Student’s T distribution:

\[f(x\mid \mu, \sigma, \nu)=\frac{\Gamma\left(\frac{\nu+1}{2}\right)}{\Gamma\left(\frac{\nu}{2}\right)}\frac{1}{\sqrt{\pi\nu}\sigma}\left[1+\frac{1}{\nu}\left(\frac{x-\mu}{\sigma}\right)^2\right]^{-\frac{\nu+1}{2}}. \label{eqn:student}\]

The Bayesian inference code with the PyMC3 package is listed below. Weakly informative priors are used.

def MixtureModel(data, nmode):
    """Inputs:
        data: 1-D array values 
        nmode: integer, number of modes in distribution of data
       Output: 
        model: PyMC model
    """

    ndata = len(data) # sample size

    with pm.Model() as model:

        p = pm.Dirichlet('p', a = np.ones(nmode), shape=nmode)
        
        #ordered mean
        mean = pm.Normal('mean', mu=np.ones(nmode), sigma=100, shape=nmode,
                         transform=pm.transforms.ordered, testval=np.arange(nmode))  

        sigma = pm.Exponential('sigma', 1, shape=nmode)

        nu = pm.Exponential('nu', 1, shape=nmode)

        dist = pm.StudentT.dist(nu=nu, mu=mean, sigma=sigma, shape=nmode)

        obs = pm.Mixture('obs', w = p, comp_dists=dist, observed=data) 

    return model
  
  ## Bimodal model, y is the residual array
  m2 = MixtureModel(y, 2)
  with m2:
    trace2 = pm.sample(1000, return_inferencedata=True)
  # Trimodal model
  m3 = MixtureModel(y, 3)
  with m3:
    trace3 = pm.sample(1000, tune=2000, target_accept=0.95, return_inferencedata=True)

The model with two components is the best based on Pareto-smoothed importance sampling LOO cross-validation (Figure 5). As shown in Figure 6, The separation of the two components looks much better than with the Gaussian mixture model. The components’ location, spread, and proportions are also summarized in Figure 7 and the table below. They all have reasonable values.

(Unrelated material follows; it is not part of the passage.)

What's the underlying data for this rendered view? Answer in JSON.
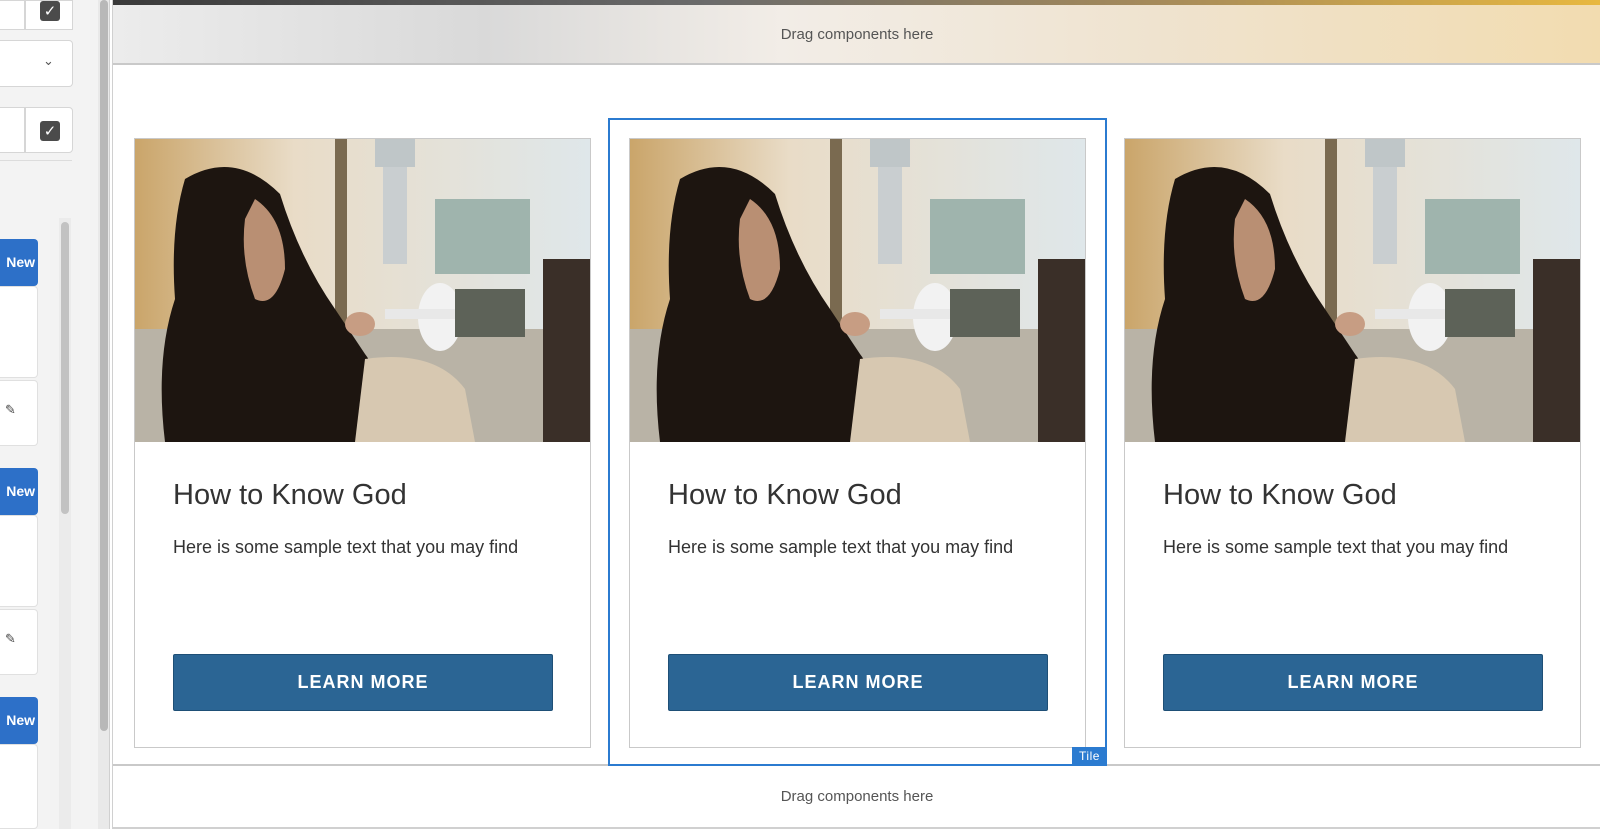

Figure 5. Model comparison with Leave One Out cross-validation using Pareto-smoothed importance sampling. The bimodal model is the best among the models with one (unimodal), two (bimodal), and three (trimodal) modes.
Figure 6. Result of a Student's t mixture model with two components. The distribution of residuals (left) and the cluster assignments of the original data points.
Figure 7. Posterior distributions of the Student's t mixture model with two components.
Component k Mean $μ_k $ Scale $σ_k$ nu $\nu_k$ Fraction $π_k$
1 -4.97 0.99 2.8 2.5%
2 0.13 1.23 9.1 97.5%

To summarize, the Student’smixture model is more robust than the Gaussian mixture model to handle imbalanced components and distributions with long tails. MCMC Bayesian inference using probabilistic programming packages like PyMC3 is straightforward to implement, and the result provides an uncertainty estimate through the posterior distributions.